W taki sposób spółka kontrolowana przez Zygmunta Solorza-Żaka odpowiedziała na pytanie, czy jest zainteresowana odkupieniem od biznesmena warszawskiej firmy telekomunikacyjnej Sferia, świadczącej usługi stacjonarnego dostępu do internetu i telefonii, głównie z wykorzystaniem technologii radiowej we własnej sieci CDMA na częstotliwości 850 MHz.
Z naszych informacji wynika, że Zygmunt Solorz-Żak chce sprzedać Sferię. Niewykluczone, że ma to związek z przejęciem Polkomtela, operatora sieci Plus. Z jednej strony sprzedaż Sferii, to dodatkowe źródło gotówki. Z drugiej strony jej upłynnienie, to zmniejszenie udziału Zygmunta Solorza-Żaka w telekomunikacyjnym rynku i ograniczenie ryzyka, że Urząd Ochrony Konkurencji i Konsumentów na przejęcie Polkomtela mu nie pozwoli. Mniej istotnych jest kilkadziesiąt tysięcy abonentów Sferii, bardziej istotne są zasoby radiowe w dyspozycji operatora.
Midas nie przesądza
Mniej kategorycznie niż Cyfrowy Polsat na pytania o konsolidację ze Sferią odpowiedział szef NFI Midas. - Nasz biznes plan nie zakłada dziś przejmowania Sferii. Nie prowadziliśmy analiz tego, czy pasowałaby ona do grupy, czy też nie – powiedział Wojciech Pytel, prezes funduszu. – W naszym modelu biznesowym nie planowaliśmy też wykorzystania częstotliwości radiowych Sferii – dodał.

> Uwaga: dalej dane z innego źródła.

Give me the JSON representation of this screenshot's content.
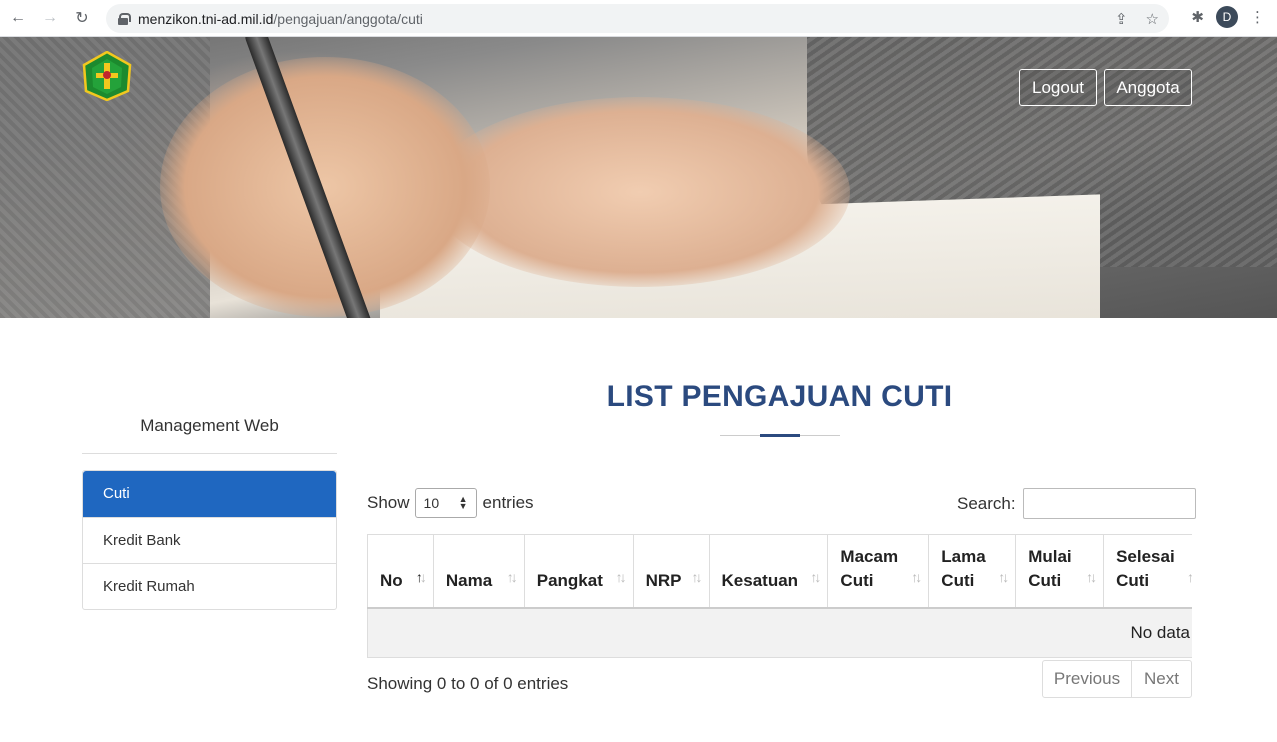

Sam Zygmunt Solorz-Żak informacji o planowanej sprzedaży Sferii nie komentuje. Nie jest jej jedynym akcjonariuszem: mniejszościowy pakiet należy ciągle do założyciela telekomu, Jacka Szymońskiego. Kiedyś należało do niego 70 proc. Sferii, a do Zygmunta Solorza-Żaka, podobnie jak do udziałowców J&S Energy: Wiaczesława Smołokowskiego i Grzegorza Jankielewicza, 10 proc.